Interaction information between three random variables has a much less immediate interpretation compared to other information quantities. This makes it more tricky to work with. An i.i. term \(I(X;Y;Z)\) between \(X,\ Y\) and \(Z\), could be either negative:

If we are trying to specify \(X\) with \(Y\) and \(Z\), we expect \(Z\) to mostly be redundant to part of \(Y\)

or positive:

If we are trying to specify \(X\) with \(Y\) and \(Z\), we expect \(Z\) to mostly

add new informationto that from \(Y\).

(Interaction information is commutative in its arguments, so the variable's can be switched around in these interpretations.)

Knowing how the joint distribution of \((X,Y,Z)\) factors can tell you whether an interaction information is positive or negative. Here are two simple and useful cases.

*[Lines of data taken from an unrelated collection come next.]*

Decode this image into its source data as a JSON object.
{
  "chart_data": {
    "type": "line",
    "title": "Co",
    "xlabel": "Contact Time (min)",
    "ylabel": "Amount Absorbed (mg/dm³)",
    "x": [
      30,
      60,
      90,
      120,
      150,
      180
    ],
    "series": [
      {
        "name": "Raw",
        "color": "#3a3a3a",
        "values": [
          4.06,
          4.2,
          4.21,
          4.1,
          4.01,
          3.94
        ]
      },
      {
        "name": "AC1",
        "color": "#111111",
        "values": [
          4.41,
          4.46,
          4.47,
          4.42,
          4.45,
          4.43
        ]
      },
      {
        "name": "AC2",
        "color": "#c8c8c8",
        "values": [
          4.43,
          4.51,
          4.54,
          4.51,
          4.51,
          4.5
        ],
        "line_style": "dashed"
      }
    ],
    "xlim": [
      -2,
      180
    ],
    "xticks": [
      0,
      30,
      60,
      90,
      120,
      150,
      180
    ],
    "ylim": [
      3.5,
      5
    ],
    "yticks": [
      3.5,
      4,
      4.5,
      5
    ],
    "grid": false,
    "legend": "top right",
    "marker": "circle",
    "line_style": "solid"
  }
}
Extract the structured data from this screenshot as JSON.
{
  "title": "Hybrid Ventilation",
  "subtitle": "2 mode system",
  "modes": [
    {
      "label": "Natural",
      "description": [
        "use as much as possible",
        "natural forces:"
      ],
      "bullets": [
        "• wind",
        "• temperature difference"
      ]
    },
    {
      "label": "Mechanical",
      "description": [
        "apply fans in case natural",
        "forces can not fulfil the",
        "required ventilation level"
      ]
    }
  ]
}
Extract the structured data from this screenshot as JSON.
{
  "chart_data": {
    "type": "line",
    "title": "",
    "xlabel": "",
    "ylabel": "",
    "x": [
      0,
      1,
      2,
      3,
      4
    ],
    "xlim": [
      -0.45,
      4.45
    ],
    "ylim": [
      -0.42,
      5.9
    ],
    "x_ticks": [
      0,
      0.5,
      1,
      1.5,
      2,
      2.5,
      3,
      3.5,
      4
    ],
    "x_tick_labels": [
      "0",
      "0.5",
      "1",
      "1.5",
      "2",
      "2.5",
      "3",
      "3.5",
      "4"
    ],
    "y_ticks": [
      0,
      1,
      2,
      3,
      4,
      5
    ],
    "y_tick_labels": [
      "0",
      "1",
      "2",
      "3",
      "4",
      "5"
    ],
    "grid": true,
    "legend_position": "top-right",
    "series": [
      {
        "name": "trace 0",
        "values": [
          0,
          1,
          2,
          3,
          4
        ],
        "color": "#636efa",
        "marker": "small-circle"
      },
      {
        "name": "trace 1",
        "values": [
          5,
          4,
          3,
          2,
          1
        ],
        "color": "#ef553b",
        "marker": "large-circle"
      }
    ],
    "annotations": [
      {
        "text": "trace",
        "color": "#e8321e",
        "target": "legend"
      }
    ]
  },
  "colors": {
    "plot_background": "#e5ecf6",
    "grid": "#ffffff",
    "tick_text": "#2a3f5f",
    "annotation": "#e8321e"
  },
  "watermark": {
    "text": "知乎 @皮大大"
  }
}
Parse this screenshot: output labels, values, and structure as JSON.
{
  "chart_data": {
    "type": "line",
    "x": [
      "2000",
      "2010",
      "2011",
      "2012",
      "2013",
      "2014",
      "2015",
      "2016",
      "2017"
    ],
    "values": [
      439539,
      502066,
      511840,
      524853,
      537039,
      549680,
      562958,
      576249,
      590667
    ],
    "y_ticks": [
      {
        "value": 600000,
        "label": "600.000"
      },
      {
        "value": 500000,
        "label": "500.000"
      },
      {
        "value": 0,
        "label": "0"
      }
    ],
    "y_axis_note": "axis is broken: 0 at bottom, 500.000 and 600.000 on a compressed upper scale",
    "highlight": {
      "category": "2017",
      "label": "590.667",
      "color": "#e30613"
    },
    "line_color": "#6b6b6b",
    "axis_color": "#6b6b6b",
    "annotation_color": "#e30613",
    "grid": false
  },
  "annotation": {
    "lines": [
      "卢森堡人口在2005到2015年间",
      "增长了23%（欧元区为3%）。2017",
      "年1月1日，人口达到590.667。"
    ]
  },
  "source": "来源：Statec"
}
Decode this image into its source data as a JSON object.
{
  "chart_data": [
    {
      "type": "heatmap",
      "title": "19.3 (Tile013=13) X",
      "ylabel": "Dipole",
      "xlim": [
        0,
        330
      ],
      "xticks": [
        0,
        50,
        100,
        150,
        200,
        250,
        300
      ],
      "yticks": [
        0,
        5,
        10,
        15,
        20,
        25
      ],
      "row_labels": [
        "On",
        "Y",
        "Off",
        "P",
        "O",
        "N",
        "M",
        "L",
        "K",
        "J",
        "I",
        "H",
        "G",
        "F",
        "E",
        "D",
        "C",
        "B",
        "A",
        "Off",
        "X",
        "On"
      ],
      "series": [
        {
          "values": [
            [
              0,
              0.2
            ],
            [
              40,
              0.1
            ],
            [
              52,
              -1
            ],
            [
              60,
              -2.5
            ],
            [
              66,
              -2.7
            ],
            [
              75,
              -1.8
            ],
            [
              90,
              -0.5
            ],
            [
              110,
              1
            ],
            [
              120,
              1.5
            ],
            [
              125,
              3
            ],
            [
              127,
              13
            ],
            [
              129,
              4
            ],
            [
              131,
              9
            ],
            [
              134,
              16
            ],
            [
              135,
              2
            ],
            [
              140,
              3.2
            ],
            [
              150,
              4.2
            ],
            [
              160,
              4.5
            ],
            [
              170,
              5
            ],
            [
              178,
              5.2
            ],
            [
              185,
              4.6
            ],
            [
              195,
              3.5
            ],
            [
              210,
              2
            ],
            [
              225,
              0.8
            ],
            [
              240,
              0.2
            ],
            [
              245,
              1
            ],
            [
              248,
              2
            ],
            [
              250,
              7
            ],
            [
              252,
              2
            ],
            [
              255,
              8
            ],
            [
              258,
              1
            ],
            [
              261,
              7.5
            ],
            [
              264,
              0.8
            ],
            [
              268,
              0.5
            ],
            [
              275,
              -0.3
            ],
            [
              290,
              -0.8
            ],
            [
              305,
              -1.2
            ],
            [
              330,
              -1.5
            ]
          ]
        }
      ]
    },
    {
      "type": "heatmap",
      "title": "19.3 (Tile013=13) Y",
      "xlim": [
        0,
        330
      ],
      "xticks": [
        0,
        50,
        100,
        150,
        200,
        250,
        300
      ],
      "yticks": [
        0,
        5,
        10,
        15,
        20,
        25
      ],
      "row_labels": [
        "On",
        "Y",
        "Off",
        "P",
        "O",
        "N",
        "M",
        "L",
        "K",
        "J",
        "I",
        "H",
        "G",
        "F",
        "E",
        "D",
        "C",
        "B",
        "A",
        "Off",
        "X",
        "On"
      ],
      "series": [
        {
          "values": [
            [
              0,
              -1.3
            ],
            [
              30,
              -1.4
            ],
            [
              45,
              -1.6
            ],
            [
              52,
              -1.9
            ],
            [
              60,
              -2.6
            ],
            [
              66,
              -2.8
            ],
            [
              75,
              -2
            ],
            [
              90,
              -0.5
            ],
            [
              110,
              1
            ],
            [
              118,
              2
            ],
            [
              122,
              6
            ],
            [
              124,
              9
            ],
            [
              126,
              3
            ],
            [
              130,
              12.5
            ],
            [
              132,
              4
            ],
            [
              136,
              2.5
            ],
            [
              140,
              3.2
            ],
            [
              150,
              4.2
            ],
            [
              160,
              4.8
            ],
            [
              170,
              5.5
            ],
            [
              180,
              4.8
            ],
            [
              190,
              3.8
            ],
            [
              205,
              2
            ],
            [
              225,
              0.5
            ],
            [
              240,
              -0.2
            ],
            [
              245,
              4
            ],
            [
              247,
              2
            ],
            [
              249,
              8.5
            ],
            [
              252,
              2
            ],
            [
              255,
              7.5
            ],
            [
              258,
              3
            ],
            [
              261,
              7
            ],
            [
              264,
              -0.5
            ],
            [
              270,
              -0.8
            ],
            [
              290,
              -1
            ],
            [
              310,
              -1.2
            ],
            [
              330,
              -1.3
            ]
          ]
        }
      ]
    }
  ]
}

## Negative: \(X\rightarrow Y \rightarrow Z\) is a Markov chain

In this situation, \(P_{(X,Y,Z)}=P_X\cdot P_{Y|X}\cdot P_{Z|Y}.\) Then \(I(X;Y)\geq I(X;Y|Z)\) so \(I(X;Y;Z)\leq 0.\)

An easy example of such variables is \(X=(A_1,A_2,A_3), Y=(A_1,A_2), Z=A_1\) for any random (A_i).

## Positive: \(X\perp Y\) and \(Z\) is derived from \(X\) and \(Y\)

In this situation, \(P_{(X,Y,Z)}=P_X\cdot P_Y\cdot P_{Z|(X,Y)}.\) Notice that \(H(X)=H(X|Y),\) and that \(H(X|Z)\geq H(X|Y,Z).\) Then \(I(X;Z) \leq I(X;Z|Y)\) so \(I(X;Y;Z)\geq 0.\)

A trivial example is any \(X\perp Y\) and \(Z=(X,Y).\) A more interesting one is \(N_1,N_2\) iid \(\sim\mathcal{N}(0,1)\) with \(X=N_1+N_2,\ Y=N_1-N_2\) and \(Z=N_1.\)